This week has seen a series of spectacular technology failures on equipment owned by family, friends and clients alike. First comes the invasion of viruses.
I’ve never used free anti-virus software. Never. Ever. I may use the odd freebie alongside something paid for (I sadly use the system resource hungry McAfee, but it’s part of a multi-license with other machines owned by one side of my family (hint: I don’t personally pay for it)).
So, when a friend or family member’s PC becomes infected and they’ve been using the free version of AVG… the downside is that due to being a “little” technically minded I’m asked (or Paul or both of us) to have a look at the very zombified PC.
The main case this week, and the only one we’ve looked at, was Paul’s mum’s machine that was so crawling with crap after having its Norton subscription lapse and having AVG free installed instead… I had to tell Paul we could do nothing for it when the crap that had got into the system wouldn’t let us edit the registry or run any programs even when in Safe Mode. We advised Paul’s mum to have it properly looked at by an expert.
Today it came back. It was virus free and had had most of its data retrieved. It’s having something more potent than a freebie installed on it later this weekend.
A friend has also had their PC come under a similar virus overload these past few days. Thankfully Paul and I won’t have to deal with it.
Mind you, the most annoying part about investigating Paul’s mum’s PC at the weekend was when family members were chirping in on Facebook, “Use AVG-Free, blah, blah.” I sat there thinking about how the damn thing had let the crap in anyway.
And it’s a false economy, spending hundreds on a PC, but not bothering to pay a little each year to protect it. The cost of losing the PC to a virus or having your data mined is more than the renewal of security software each year.
Finally… a client’s Mac has died.
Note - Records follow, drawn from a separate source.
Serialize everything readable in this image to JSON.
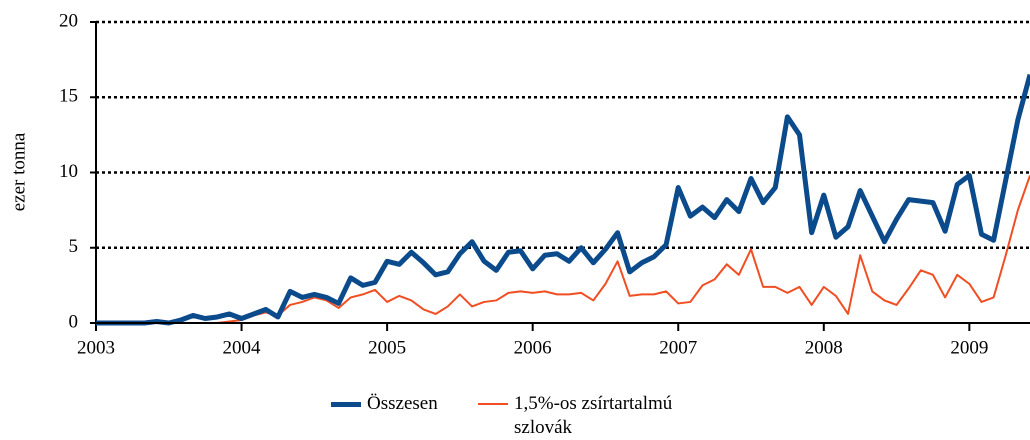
{
  "chart_data": {
    "type": "line",
    "y_label": "ezer tonna",
    "categories": [
      "2003",
      null,
      null,
      null,
      null,
      null,
      null,
      null,
      null,
      null,
      null,
      null,
      "2004",
      null,
      null,
      null,
      null,
      null,
      null,
      null,
      null,
      null,
      null,
      null,
      "2005",
      null,
      null,
      null,
      null,
      null,
      null,
      null,
      null,
      null,
      null,
      null,
      "2006",
      null,
      null,
      null,
      null,
      null,
      null,
      null,
      null,
      null,
      null,
      null,
      "2007",
      null,
      null,
      null,
      null,
      null,
      null,
      null,
      null,
      null,
      null,
      null,
      "2008",
      null,
      null,
      null,
      null,
      null,
      null,
      null,
      null,
      null,
      null,
      null,
      "2009",
      null,
      null,
      null,
      null,
      null
    ],
    "series": [
      {
        "name": "Összesen",
        "color": "#0b4a8b",
        "width": 5,
        "values": [
          0,
          0,
          0,
          0,
          0,
          0.1,
          0,
          0.2,
          0.5,
          0.3,
          0.4,
          0.6,
          0.3,
          0.6,
          0.9,
          0.4,
          2.1,
          1.7,
          1.9,
          1.7,
          1.3,
          3.0,
          2.5,
          2.7,
          4.1,
          3.9,
          4.7,
          4.0,
          3.2,
          3.4,
          4.6,
          5.4,
          4.1,
          3.5,
          4.7,
          4.8,
          3.6,
          4.5,
          4.6,
          4.1,
          5.0,
          4.0,
          4.9,
          6.0,
          3.4,
          4.0,
          4.4,
          5.2,
          9.0,
          7.1,
          7.7,
          7.0,
          8.2,
          7.4,
          9.6,
          8.0,
          9.0,
          13.7,
          12.5,
          6.0,
          8.5,
          5.7,
          6.4,
          8.8,
          7.1,
          5.4,
          6.9,
          8.2,
          8.1,
          8.0,
          6.1,
          9.2,
          9.8,
          5.9,
          5.5,
          9.5,
          13.5,
          16.5
        ]
      },
      {
        "name": "1,5%-os zsírtartalmú szlovák",
        "color": "#f04e23",
        "width": 2,
        "values": [
          0,
          0,
          0,
          0,
          0,
          0,
          0,
          0,
          0,
          0,
          0,
          0.1,
          0.2,
          0.5,
          0.7,
          0.5,
          1.2,
          1.4,
          1.7,
          1.5,
          1.0,
          1.7,
          1.9,
          2.2,
          1.4,
          1.8,
          1.5,
          0.9,
          0.6,
          1.1,
          1.9,
          1.1,
          1.4,
          1.5,
          2.0,
          2.1,
          2.0,
          2.1,
          1.9,
          1.9,
          2.0,
          1.5,
          2.6,
          4.1,
          1.8,
          1.9,
          1.9,
          2.1,
          1.3,
          1.4,
          2.5,
          2.9,
          3.9,
          3.2,
          4.9,
          2.4,
          2.4,
          2.0,
          2.4,
          1.2,
          2.4,
          1.8,
          0.6,
          4.5,
          2.1,
          1.5,
          1.2,
          2.3,
          3.5,
          3.2,
          1.7,
          3.2,
          2.6,
          1.4,
          1.7,
          4.5,
          7.5,
          9.8
        ]
      }
    ],
    "ylim": [
      0,
      20
    ],
    "yticks": [
      0,
      5,
      10,
      15,
      20
    ],
    "grid": true,
    "legend": "bottom"
  }
}
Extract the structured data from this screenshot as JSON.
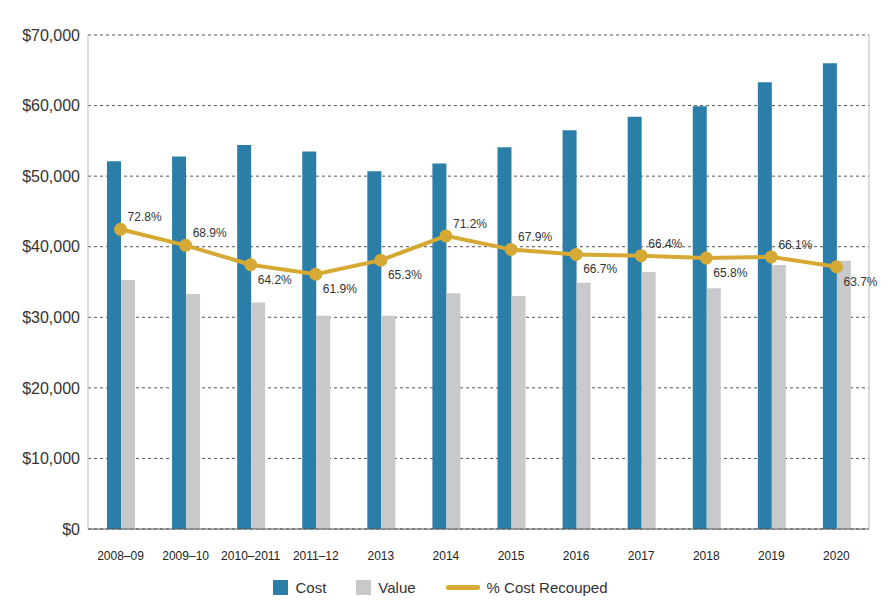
{
  "chart_data": {
    "type": "bar",
    "categories": [
      "2008–09",
      "2009–10",
      "2010–2011",
      "2011–12",
      "2013",
      "2014",
      "2015",
      "2016",
      "2017",
      "2018",
      "2019",
      "2020"
    ],
    "series": [
      {
        "name": "Cost",
        "type": "bar",
        "color": "#2b7ea8",
        "values": [
          52100,
          52800,
          54400,
          53500,
          50700,
          51800,
          54100,
          56500,
          58400,
          59900,
          63300,
          66000
        ]
      },
      {
        "name": "Value",
        "type": "bar",
        "color": "#c8c9ca",
        "values": [
          35300,
          33300,
          32100,
          30200,
          30200,
          33400,
          33000,
          34900,
          36400,
          34100,
          37400,
          38000
        ]
      },
      {
        "name": "% Cost Recouped",
        "type": "line",
        "axis": "y2",
        "color": "#d6a935",
        "marker": "circle",
        "data_labels": true,
        "values": [
          72.8,
          68.9,
          64.2,
          61.9,
          65.3,
          71.2,
          67.9,
          66.7,
          66.4,
          65.8,
          66.1,
          63.7
        ],
        "value_labels": [
          "72.8%",
          "68.9%",
          "64.2%",
          "61.9%",
          "65.3%",
          "71.2%",
          "67.9%",
          "66.7%",
          "66.4%",
          "65.8%",
          "66.1%",
          "63.7%"
        ]
      }
    ],
    "ylim": [
      0,
      70000
    ],
    "yticks": [
      {
        "value": 0,
        "label": "$0"
      },
      {
        "value": 10000,
        "label": "$10,000"
      },
      {
        "value": 20000,
        "label": "$20,000"
      },
      {
        "value": 30000,
        "label": "$30,000"
      },
      {
        "value": 40000,
        "label": "$40,000"
      },
      {
        "value": 50000,
        "label": "$50,000"
      },
      {
        "value": 60000,
        "label": "$60,000"
      },
      {
        "value": 70000,
        "label": "$70,000"
      }
    ],
    "y2lim": [
      0,
      120
    ],
    "grid": true,
    "legend": "bottom"
  }
}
I witnessed its last throws on Monday – it goes on, but won’t go past the OS loading screen and attempts to get it to start in Safe Mode have been unsuccessful.
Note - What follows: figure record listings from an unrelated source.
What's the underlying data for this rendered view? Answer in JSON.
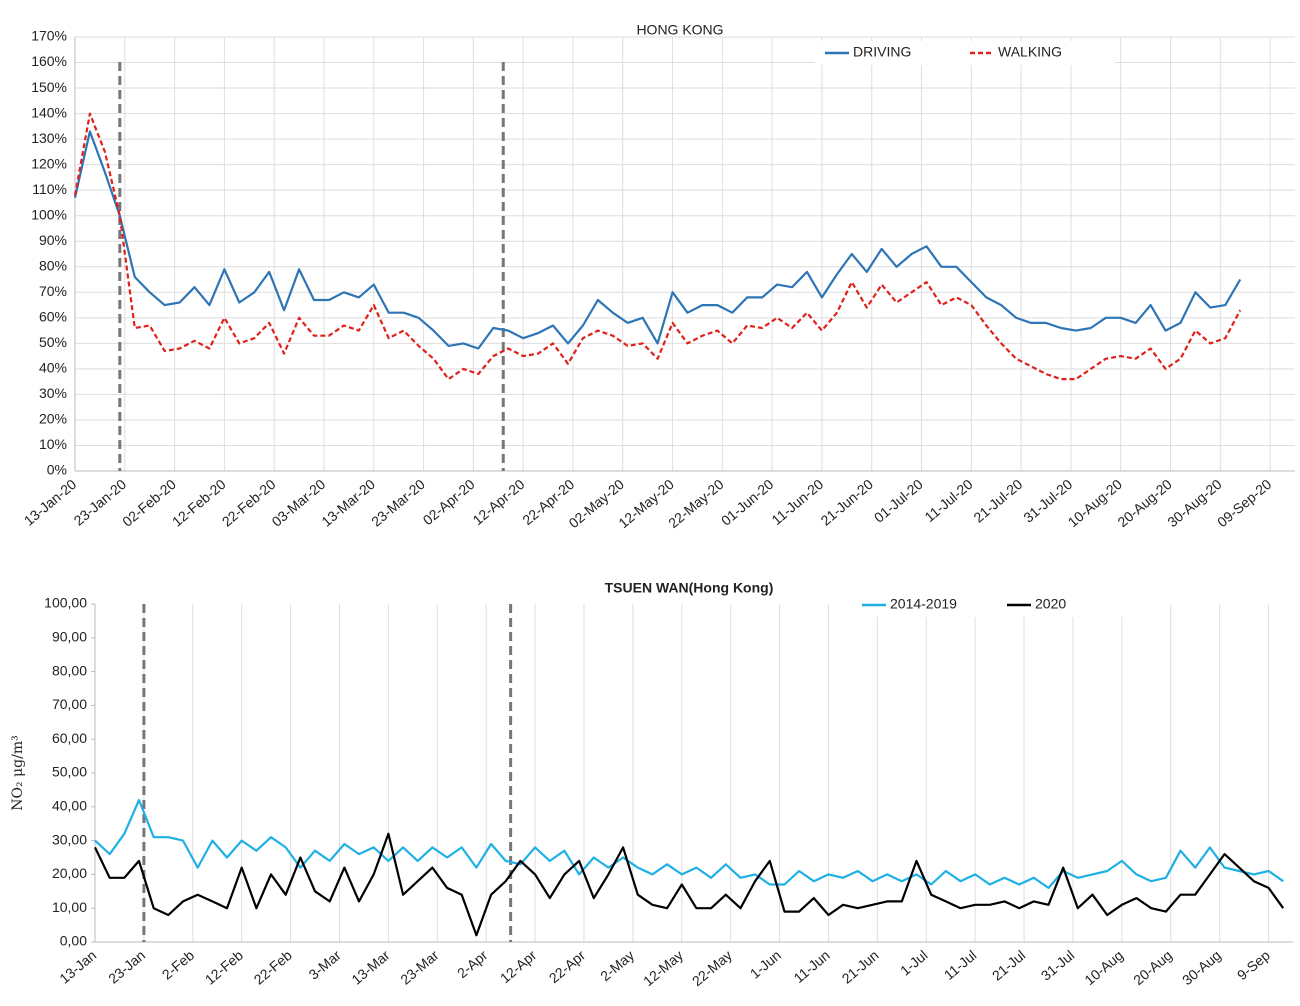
{
  "chart_data": [
    {
      "type": "line",
      "title": "HONG KONG",
      "x": [
        "13-Jan-20",
        "16-Jan-20",
        "19-Jan-20",
        "22-Jan-20",
        "25-Jan-20",
        "28-Jan-20",
        "31-Jan-20",
        "03-Feb-20",
        "06-Feb-20",
        "09-Feb-20",
        "12-Feb-20",
        "15-Feb-20",
        "18-Feb-20",
        "21-Feb-20",
        "24-Feb-20",
        "27-Feb-20",
        "01-Mar-20",
        "04-Mar-20",
        "07-Mar-20",
        "10-Mar-20",
        "13-Mar-20",
        "16-Mar-20",
        "19-Mar-20",
        "22-Mar-20",
        "25-Mar-20",
        "28-Mar-20",
        "31-Mar-20",
        "03-Apr-20",
        "06-Apr-20",
        "09-Apr-20",
        "12-Apr-20",
        "15-Apr-20",
        "18-Apr-20",
        "21-Apr-20",
        "24-Apr-20",
        "27-Apr-20",
        "30-Apr-20",
        "03-May-20",
        "06-May-20",
        "09-May-20",
        "12-May-20",
        "15-May-20",
        "18-May-20",
        "21-May-20",
        "24-May-20",
        "27-May-20",
        "30-May-20",
        "02-Jun-20",
        "05-Jun-20",
        "08-Jun-20",
        "11-Jun-20",
        "14-Jun-20",
        "17-Jun-20",
        "20-Jun-20",
        "23-Jun-20",
        "26-Jun-20",
        "29-Jun-20",
        "02-Jul-20",
        "05-Jul-20",
        "08-Jul-20",
        "11-Jul-20",
        "14-Jul-20",
        "17-Jul-20",
        "20-Jul-20",
        "23-Jul-20",
        "26-Jul-20",
        "29-Jul-20",
        "01-Aug-20",
        "04-Aug-20",
        "07-Aug-20",
        "10-Aug-20",
        "13-Aug-20",
        "16-Aug-20",
        "19-Aug-20",
        "22-Aug-20",
        "25-Aug-20",
        "28-Aug-20",
        "31-Aug-20",
        "03-Sep-20"
      ],
      "series": [
        {
          "name": "DRIVING",
          "color": "#2e75b6",
          "style": "solid",
          "values": [
            107,
            133,
            117,
            100,
            76,
            70,
            65,
            66,
            72,
            65,
            79,
            66,
            70,
            78,
            63,
            79,
            67,
            67,
            70,
            68,
            73,
            62,
            62,
            60,
            55,
            49,
            50,
            48,
            56,
            55,
            52,
            54,
            57,
            50,
            57,
            67,
            62,
            58,
            60,
            50,
            70,
            62,
            65,
            65,
            62,
            68,
            68,
            73,
            72,
            78,
            68,
            77,
            85,
            78,
            87,
            80,
            85,
            88,
            80,
            80,
            74,
            68,
            65,
            60,
            58,
            58,
            56,
            55,
            56,
            60,
            60,
            58,
            65,
            55,
            58,
            70,
            64,
            65,
            75
          ]
        },
        {
          "name": "WALKING",
          "color": "#e0201b",
          "style": "dashed",
          "values": [
            108,
            140,
            125,
            100,
            56,
            57,
            47,
            48,
            51,
            48,
            60,
            50,
            52,
            58,
            46,
            60,
            53,
            53,
            57,
            55,
            65,
            52,
            55,
            49,
            44,
            36,
            40,
            38,
            45,
            48,
            45,
            46,
            50,
            42,
            52,
            55,
            53,
            49,
            50,
            44,
            58,
            50,
            53,
            55,
            50,
            57,
            56,
            60,
            56,
            62,
            55,
            62,
            74,
            64,
            73,
            66,
            70,
            74,
            65,
            68,
            65,
            57,
            50,
            44,
            41,
            38,
            36,
            36,
            40,
            44,
            45,
            44,
            48,
            40,
            44,
            55,
            50,
            52,
            63
          ]
        }
      ],
      "xlim": [
        "13-Jan-20",
        "14-Sep-20"
      ],
      "xticks": [
        "13-Jan-20",
        "23-Jan-20",
        "02-Feb-20",
        "12-Feb-20",
        "22-Feb-20",
        "03-Mar-20",
        "13-Mar-20",
        "23-Mar-20",
        "02-Apr-20",
        "12-Apr-20",
        "22-Apr-20",
        "02-May-20",
        "12-May-20",
        "22-May-20",
        "01-Jun-20",
        "11-Jun-20",
        "21-Jun-20",
        "01-Jul-20",
        "11-Jul-20",
        "21-Jul-20",
        "31-Jul-20",
        "10-Aug-20",
        "20-Aug-20",
        "30-Aug-20",
        "09-Sep-20"
      ],
      "ylim": [
        0,
        170
      ],
      "yticks": [
        {
          "value": 0,
          "label": "0%"
        },
        {
          "value": 10,
          "label": "10%"
        },
        {
          "value": 20,
          "label": "20%"
        },
        {
          "value": 30,
          "label": "30%"
        },
        {
          "value": 40,
          "label": "40%"
        },
        {
          "value": 50,
          "label": "50%"
        },
        {
          "value": 60,
          "label": "60%"
        },
        {
          "value": 70,
          "label": "70%"
        },
        {
          "value": 80,
          "label": "80%"
        },
        {
          "value": 90,
          "label": "90%"
        },
        {
          "value": 100,
          "label": "100%"
        },
        {
          "value": 110,
          "label": "110%"
        },
        {
          "value": 120,
          "label": "120%"
        },
        {
          "value": 130,
          "label": "130%"
        },
        {
          "value": 140,
          "label": "140%"
        },
        {
          "value": 150,
          "label": "150%"
        },
        {
          "value": 160,
          "label": "160%"
        },
        {
          "value": 170,
          "label": "170%"
        }
      ],
      "grid": "both",
      "legend": "top-right",
      "vlines": [
        "22-Jan-20",
        "08-Apr-20"
      ]
    },
    {
      "type": "line",
      "title": "TSUEN WAN(Hong Kong)",
      "ylabel": "NO₂ μg/m³",
      "x": [
        "13-Jan",
        "16-Jan",
        "19-Jan",
        "22-Jan",
        "25-Jan",
        "28-Jan",
        "31-Jan",
        "03-Feb",
        "06-Feb",
        "09-Feb",
        "12-Feb",
        "15-Feb",
        "18-Feb",
        "21-Feb",
        "24-Feb",
        "27-Feb",
        "01-Mar",
        "04-Mar",
        "07-Mar",
        "10-Mar",
        "13-Mar",
        "16-Mar",
        "19-Mar",
        "22-Mar",
        "25-Mar",
        "28-Mar",
        "31-Mar",
        "03-Apr",
        "06-Apr",
        "09-Apr",
        "12-Apr",
        "15-Apr",
        "18-Apr",
        "21-Apr",
        "24-Apr",
        "27-Apr",
        "30-Apr",
        "03-May",
        "06-May",
        "09-May",
        "12-May",
        "15-May",
        "18-May",
        "21-May",
        "24-May",
        "27-May",
        "30-May",
        "02-Jun",
        "05-Jun",
        "08-Jun",
        "11-Jun",
        "14-Jun",
        "17-Jun",
        "20-Jun",
        "23-Jun",
        "26-Jun",
        "29-Jun",
        "02-Jul",
        "05-Jul",
        "08-Jul",
        "11-Jul",
        "14-Jul",
        "17-Jul",
        "20-Jul",
        "23-Jul",
        "26-Jul",
        "29-Jul",
        "01-Aug",
        "04-Aug",
        "07-Aug",
        "10-Aug",
        "13-Aug",
        "16-Aug",
        "19-Aug",
        "22-Aug",
        "25-Aug",
        "28-Aug",
        "31-Aug",
        "03-Sep",
        "06-Sep",
        "09-Sep",
        "12-Sep"
      ],
      "series": [
        {
          "name": "2014-2019",
          "color": "#1fb0e6",
          "style": "solid",
          "values": [
            30,
            26,
            32,
            42,
            31,
            31,
            30,
            22,
            30,
            25,
            30,
            27,
            31,
            28,
            22,
            27,
            24,
            29,
            26,
            28,
            24,
            28,
            24,
            28,
            25,
            28,
            22,
            29,
            24,
            23,
            28,
            24,
            27,
            20,
            25,
            22,
            25,
            22,
            20,
            23,
            20,
            22,
            19,
            23,
            19,
            20,
            17,
            17,
            21,
            18,
            20,
            19,
            21,
            18,
            20,
            18,
            20,
            17,
            21,
            18,
            20,
            17,
            19,
            17,
            19,
            16,
            21,
            19,
            20,
            21,
            24,
            20,
            18,
            19,
            27,
            22,
            28,
            22,
            21,
            20,
            21,
            18
          ]
        },
        {
          "name": "2020",
          "color": "#000000",
          "style": "solid",
          "values": [
            28,
            19,
            19,
            24,
            10,
            8,
            12,
            14,
            12,
            10,
            22,
            10,
            20,
            14,
            25,
            15,
            12,
            22,
            12,
            20,
            32,
            14,
            18,
            22,
            16,
            14,
            2,
            14,
            18,
            24,
            20,
            13,
            20,
            24,
            13,
            20,
            28,
            14,
            11,
            10,
            17,
            10,
            10,
            14,
            10,
            18,
            24,
            9,
            9,
            13,
            8,
            11,
            10,
            11,
            12,
            12,
            24,
            14,
            12,
            10,
            11,
            11,
            12,
            10,
            12,
            11,
            22,
            10,
            14,
            8,
            11,
            13,
            10,
            9,
            14,
            14,
            20,
            26,
            22,
            18,
            16,
            10
          ]
        }
      ],
      "xlim": [
        "13-Jan",
        "14-Sep"
      ],
      "xticks": [
        "13-Jan",
        "23-Jan",
        "2-Feb",
        "12-Feb",
        "22-Feb",
        "3-Mar",
        "13-Mar",
        "23-Mar",
        "2-Apr",
        "12-Apr",
        "22-Apr",
        "2-May",
        "12-May",
        "22-May",
        "1-Jun",
        "11-Jun",
        "21-Jun",
        "1-Jul",
        "11-Jul",
        "21-Jul",
        "31-Jul",
        "10-Aug",
        "20-Aug",
        "30-Aug",
        "9-Sep"
      ],
      "ylim": [
        0,
        100
      ],
      "yticks": [
        {
          "value": 0,
          "label": "0,00"
        },
        {
          "value": 10,
          "label": "10,00"
        },
        {
          "value": 20,
          "label": "20,00"
        },
        {
          "value": 30,
          "label": "30,00"
        },
        {
          "value": 40,
          "label": "40,00"
        },
        {
          "value": 50,
          "label": "50,00"
        },
        {
          "value": 60,
          "label": "60,00"
        },
        {
          "value": 70,
          "label": "70,00"
        },
        {
          "value": 80,
          "label": "80,00"
        },
        {
          "value": 90,
          "label": "90,00"
        },
        {
          "value": 100,
          "label": "100,00"
        }
      ],
      "grid": "vertical",
      "legend": "top-right",
      "vlines": [
        "23-Jan",
        "07-Apr"
      ]
    }
  ]
}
And whilst in a meeting with the client and another contractor of theirs… the contractor’s Mac Book Pro decided to have a case of failed DVD disc drive – disc stuck in the drive, wouldn’t come out and just kept turning. Having an internally built disc drive, perhaps a bit of a design flaw on the part of Mac Book Pros?
Thankfully, both client and their contractor plan to take their Macs to a professional to have it looked at.
Bad news: I’m installing new security software on an Aunt’s PC tomorrow night and I don’t know if she’s been using the net whilst unprotected… urgh.